Can there be any more daunting an assignment for a film critic than to review a documentary about the life of one of the greatest movie reviewers of all time? “Life Itself,” is an affectionate look at the life and death of Roger Ebert, the Pulitzer Prize winning writer and television host whose name has become synonymous with the film criticism.
Ebert lived a public life. Between television appearances—on his own show with Gene Siskel and hundreds of talk show visits—and countless words splayed across the pages of the Chicago Sun-Times, his books and later his website, it seems like there might not be much left that we don’t already know about Ebert.
Director Steve James, who also made “Hoop Dreams,” one of Ebert’s favorite films, digs deep to present something that is beyond a simple biography. We learn about how the critic wrote the screenplay for the Russ Meyer’s opus “Beyond the Valley of the Dolls,” the legendary ego clashes with his TV partner and that he met his wife at an AA meeting but that’s just trivia. Instead, using a mix of talking head interviews, archive footage, and most importantly, interviews with Roger and wife Chaz, James crafts an intimate, revealing and moving portrait of a complex man.

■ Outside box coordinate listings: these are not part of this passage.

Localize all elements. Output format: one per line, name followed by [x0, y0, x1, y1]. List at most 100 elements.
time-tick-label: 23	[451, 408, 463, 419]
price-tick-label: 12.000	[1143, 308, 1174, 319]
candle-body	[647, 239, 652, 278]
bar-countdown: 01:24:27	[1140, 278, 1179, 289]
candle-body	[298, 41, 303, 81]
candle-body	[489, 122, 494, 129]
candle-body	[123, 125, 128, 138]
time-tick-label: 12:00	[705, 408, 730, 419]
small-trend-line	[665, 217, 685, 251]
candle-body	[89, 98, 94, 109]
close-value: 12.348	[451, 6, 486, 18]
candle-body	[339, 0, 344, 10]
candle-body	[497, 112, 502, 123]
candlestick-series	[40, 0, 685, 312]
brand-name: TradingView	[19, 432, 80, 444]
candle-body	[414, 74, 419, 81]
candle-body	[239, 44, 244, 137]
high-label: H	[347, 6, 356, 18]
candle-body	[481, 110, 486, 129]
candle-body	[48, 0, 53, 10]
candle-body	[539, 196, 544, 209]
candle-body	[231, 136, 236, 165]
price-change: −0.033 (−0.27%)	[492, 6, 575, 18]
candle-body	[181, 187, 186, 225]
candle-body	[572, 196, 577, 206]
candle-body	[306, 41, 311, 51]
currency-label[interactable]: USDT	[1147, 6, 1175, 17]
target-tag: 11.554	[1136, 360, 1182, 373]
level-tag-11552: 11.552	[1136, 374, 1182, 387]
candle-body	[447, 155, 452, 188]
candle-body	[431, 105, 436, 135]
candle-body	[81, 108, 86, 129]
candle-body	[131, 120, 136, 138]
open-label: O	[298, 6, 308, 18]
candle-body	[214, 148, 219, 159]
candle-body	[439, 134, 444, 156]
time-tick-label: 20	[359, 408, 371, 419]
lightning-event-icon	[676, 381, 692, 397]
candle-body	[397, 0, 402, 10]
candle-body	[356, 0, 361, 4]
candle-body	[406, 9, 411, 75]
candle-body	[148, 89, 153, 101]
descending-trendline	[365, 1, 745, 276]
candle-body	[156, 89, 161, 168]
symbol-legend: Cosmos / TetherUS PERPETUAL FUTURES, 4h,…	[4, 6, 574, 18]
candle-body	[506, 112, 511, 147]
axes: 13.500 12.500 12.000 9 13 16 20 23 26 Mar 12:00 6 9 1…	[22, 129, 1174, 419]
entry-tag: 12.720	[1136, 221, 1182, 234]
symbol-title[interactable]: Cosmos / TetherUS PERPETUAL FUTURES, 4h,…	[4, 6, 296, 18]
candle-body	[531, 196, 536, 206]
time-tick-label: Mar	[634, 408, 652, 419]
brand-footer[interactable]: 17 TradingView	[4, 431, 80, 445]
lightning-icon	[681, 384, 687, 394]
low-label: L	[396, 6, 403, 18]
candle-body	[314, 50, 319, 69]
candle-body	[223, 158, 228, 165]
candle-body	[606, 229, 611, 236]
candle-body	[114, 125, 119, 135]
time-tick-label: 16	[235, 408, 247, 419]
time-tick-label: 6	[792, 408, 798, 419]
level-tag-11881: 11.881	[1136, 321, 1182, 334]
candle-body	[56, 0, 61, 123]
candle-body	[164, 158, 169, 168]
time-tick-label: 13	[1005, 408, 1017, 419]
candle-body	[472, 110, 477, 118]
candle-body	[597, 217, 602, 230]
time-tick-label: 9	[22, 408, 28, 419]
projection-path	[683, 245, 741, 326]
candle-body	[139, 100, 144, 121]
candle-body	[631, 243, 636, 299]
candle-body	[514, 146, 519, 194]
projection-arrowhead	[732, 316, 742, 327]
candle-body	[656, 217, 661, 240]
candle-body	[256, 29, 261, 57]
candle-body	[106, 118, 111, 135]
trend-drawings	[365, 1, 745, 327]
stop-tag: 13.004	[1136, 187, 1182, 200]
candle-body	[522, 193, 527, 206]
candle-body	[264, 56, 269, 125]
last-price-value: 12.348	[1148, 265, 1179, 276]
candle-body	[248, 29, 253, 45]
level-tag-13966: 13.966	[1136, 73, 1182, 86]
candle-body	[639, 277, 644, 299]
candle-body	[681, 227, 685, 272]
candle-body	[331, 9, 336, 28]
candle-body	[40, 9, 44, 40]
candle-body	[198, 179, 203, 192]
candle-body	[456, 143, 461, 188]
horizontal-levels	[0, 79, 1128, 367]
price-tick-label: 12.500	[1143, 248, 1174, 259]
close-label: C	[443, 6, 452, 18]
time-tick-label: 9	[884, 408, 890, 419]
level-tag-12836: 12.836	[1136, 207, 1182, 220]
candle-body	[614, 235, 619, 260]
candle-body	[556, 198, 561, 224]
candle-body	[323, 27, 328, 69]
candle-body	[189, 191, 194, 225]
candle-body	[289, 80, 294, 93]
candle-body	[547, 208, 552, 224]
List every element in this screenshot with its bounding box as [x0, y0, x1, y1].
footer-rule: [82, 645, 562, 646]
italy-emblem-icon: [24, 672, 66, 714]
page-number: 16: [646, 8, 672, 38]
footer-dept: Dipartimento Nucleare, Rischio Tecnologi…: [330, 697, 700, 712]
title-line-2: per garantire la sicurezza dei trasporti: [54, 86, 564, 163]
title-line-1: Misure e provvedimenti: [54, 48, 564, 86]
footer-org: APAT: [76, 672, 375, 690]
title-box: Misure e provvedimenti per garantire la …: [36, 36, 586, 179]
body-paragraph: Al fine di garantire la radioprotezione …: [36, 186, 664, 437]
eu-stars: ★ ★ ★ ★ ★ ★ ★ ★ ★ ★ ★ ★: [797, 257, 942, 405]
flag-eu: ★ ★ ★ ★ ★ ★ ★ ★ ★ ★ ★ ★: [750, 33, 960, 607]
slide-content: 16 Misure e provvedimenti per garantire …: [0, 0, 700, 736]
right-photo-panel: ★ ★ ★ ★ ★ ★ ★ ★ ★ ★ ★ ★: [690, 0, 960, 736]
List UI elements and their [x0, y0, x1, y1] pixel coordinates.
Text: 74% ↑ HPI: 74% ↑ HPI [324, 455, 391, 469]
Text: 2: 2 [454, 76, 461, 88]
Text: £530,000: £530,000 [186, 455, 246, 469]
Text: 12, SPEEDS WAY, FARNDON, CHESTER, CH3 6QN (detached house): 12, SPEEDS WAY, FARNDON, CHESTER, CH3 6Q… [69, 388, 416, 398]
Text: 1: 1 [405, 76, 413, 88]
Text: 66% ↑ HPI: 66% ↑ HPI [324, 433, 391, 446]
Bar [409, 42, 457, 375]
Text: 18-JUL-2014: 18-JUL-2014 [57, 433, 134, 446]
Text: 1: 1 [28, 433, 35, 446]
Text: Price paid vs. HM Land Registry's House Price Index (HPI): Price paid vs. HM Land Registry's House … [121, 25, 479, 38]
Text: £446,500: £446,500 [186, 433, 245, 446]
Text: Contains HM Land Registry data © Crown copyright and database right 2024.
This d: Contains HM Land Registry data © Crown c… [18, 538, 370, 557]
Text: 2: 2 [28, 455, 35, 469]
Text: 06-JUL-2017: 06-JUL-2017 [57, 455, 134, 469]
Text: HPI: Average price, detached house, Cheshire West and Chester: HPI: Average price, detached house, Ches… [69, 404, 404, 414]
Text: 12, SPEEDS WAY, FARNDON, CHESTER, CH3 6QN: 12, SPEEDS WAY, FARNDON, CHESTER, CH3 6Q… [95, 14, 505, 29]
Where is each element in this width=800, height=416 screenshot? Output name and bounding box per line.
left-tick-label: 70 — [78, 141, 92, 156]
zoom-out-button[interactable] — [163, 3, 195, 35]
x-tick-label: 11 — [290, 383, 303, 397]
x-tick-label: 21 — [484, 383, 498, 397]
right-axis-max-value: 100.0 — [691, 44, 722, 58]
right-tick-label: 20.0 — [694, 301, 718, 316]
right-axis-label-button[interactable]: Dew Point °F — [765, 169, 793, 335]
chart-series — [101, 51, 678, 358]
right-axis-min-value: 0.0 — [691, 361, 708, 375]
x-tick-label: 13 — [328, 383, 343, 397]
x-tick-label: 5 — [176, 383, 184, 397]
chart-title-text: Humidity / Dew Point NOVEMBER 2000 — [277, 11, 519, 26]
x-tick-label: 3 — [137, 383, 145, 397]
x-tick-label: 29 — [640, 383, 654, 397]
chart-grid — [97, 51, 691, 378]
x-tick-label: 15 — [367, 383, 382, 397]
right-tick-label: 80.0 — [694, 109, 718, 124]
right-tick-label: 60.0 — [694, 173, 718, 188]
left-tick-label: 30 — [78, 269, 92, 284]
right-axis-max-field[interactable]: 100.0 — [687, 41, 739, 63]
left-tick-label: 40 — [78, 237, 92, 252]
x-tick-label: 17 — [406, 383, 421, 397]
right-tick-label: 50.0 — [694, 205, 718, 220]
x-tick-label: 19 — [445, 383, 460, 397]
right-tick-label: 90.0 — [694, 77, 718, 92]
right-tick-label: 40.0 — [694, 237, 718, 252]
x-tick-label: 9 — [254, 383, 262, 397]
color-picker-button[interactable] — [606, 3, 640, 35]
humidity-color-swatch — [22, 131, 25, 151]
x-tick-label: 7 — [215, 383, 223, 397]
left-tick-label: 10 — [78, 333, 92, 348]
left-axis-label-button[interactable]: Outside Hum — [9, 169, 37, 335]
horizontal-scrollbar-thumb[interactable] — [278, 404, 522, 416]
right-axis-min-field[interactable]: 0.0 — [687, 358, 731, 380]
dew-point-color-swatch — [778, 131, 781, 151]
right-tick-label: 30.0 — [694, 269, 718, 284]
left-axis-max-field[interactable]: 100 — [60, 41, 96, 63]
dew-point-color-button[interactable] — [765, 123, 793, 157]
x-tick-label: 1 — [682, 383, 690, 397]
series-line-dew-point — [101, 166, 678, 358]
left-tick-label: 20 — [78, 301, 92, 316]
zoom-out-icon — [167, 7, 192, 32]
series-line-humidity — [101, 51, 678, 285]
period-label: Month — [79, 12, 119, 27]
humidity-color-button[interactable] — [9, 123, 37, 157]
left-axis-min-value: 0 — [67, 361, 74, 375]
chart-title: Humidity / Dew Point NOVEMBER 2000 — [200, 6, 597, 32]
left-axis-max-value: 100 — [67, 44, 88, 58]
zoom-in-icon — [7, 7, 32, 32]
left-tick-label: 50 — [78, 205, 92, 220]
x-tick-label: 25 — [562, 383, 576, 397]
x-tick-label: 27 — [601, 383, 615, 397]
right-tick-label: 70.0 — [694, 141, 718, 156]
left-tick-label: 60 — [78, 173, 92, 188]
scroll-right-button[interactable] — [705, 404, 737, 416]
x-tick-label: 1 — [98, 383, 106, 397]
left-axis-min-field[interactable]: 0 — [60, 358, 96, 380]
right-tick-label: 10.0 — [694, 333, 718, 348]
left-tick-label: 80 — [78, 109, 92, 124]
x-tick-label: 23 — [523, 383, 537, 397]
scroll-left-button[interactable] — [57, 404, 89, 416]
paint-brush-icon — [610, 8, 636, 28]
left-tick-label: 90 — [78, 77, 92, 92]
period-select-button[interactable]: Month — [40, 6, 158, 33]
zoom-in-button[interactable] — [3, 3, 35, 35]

Ebert passed away on April 4, 2013 during the production of the documentary. Stricken with cancer, he knew he would likely not live to see the finished film, but communicated through his laptop (with voice translation) for as long as he was able. One of his last messages to James said simply and eloquently, “I’m fading.” It’s a heartbreaking and bittersweet moment in the movie that gives life to Ebert’s theory of movies being “a machine to generate empathy.”
“Life Itself” never shies away from the difficult parts of the story. Moments of frustration and pain are included but ultimately the doc is a wake for the late film critic. Stories are shared, secrets are told and a life is celebrated.